Lo que antes ocupaba un lugar casi invisible en el fondo de las góndolas, hoy ganó espacio en las heladeras de supermercados y autoservicios, donde latas y botellas se exhiben frías, listas para consumir, al mismo nivel que las variedades tradicionales.
El cambio es notorio. Hasta hace algunos años, apenas una marca conocida ofrecía cerveza sin alcohol y muchas veces ni siquiera estaba refrigerada, lo que hacía que pasara desapercibida para la mayoría de los consumidores.
Sin embargo, el escenario comenzó a modificarse con la llegada de nuevas etiquetas y una mayor apuesta de las cerveceras por este segmento.
Actualmente, varias marcas compiten en el mercado con versiones 0.0, lo que amplió la oferta y ayudó a consolidar el crecimiento de la categoría.
De hecho, las mesas de bares, reuniones y encuentros sociales en Junín empiezan a mostrar cada vez más latas y botellas de cerveza sin alcohol, que buscan mantener el mismo sabor y frescura de la tradicional.
A nivel nacional, el fenómeno también se refleja en los números. Según datos del sector cervecero, el consumo de cerveza sin alcohol se quintuplicó en apenas tres años y mantiene un ritmo de crecimiento cercano al 60% anual.
Aunque todavía representa apenas el 1,3% del volumen total del mercado cervecero, la tendencia es claramente ascendente y especialistas sostienen que el margen de crecimiento es amplio si se compara con países donde este tipo de bebidas tiene una participación mucho mayor.

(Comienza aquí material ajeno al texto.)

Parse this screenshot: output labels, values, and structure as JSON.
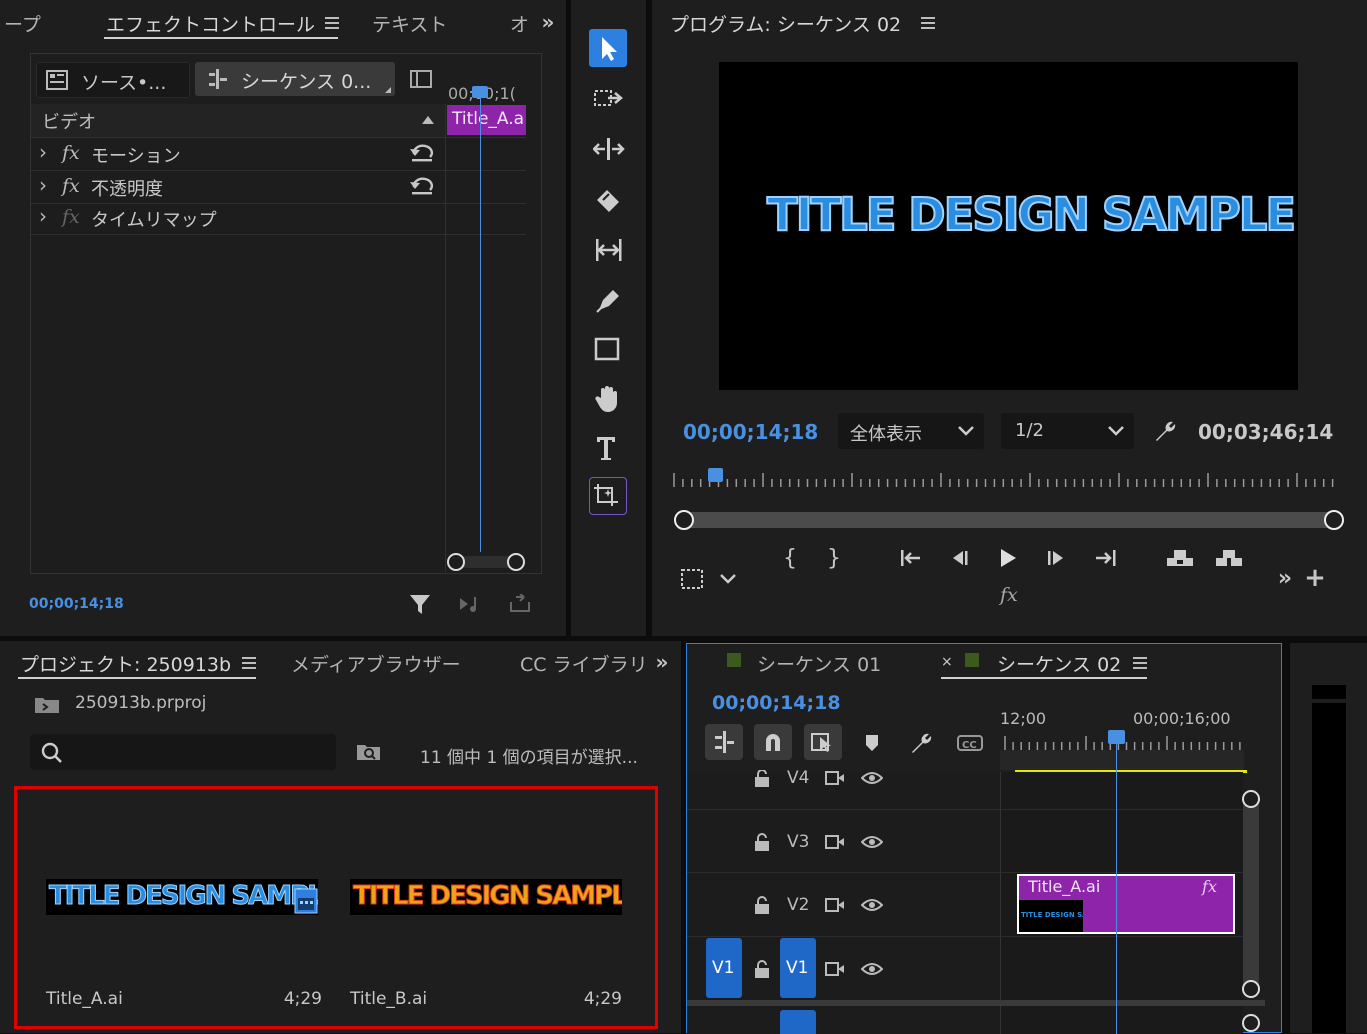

Entre los factores que explican este crecimiento aparecen los controles de tránsito cada vez más estrictos y las fuertes multas por conducir con alcohol en sangre, algo que influye directamente en las decisiones de consumo.
Muchos comerciantes coinciden en que la posibilidad de participar del ritual social de tomar una cerveza sin correr riesgos al manejar es uno de los principales motivos de la demanda.
Pero el fenómeno también se vincula con un cambio de hábitos más profundo. Cada vez más personas optan por reducir el consumo de alcohol por cuestiones de salud, bienestar o simplemente para moderar su ingesta.
En ese contexto, la cerveza sin alcohol aparece como una alternativa que permite mantener la experiencia de sabor y el momento social del brindis, sin necesidad de consumir alcohol.
Si bien no existen estadísticas locales precisas, supermercados y comercios de Junín coinciden en que la demanda viene creciendo de manera sostenida.
Las marcas más buscadas suelen ser Quilmes 0.0, Stella Artois sin alcohol y Heineken 0.0, aunque la oferta continúa ampliándose y cada vez más cervecerías incorporan sus versiones analcohólicas.
En cuanto al precio, la cerveza sin alcohol suele ser apenas un poco más cara que la tradicional, aunque la diferencia no suele ser significativa para los consumidores.
Así, lo que hace algunos años parecía un producto de nicho hoy se consolida como una tendencia en expansión, con mayor presencia en las góndolas, en las heladeras de los comercios y, cada vez más, en las mesas de los juninenses.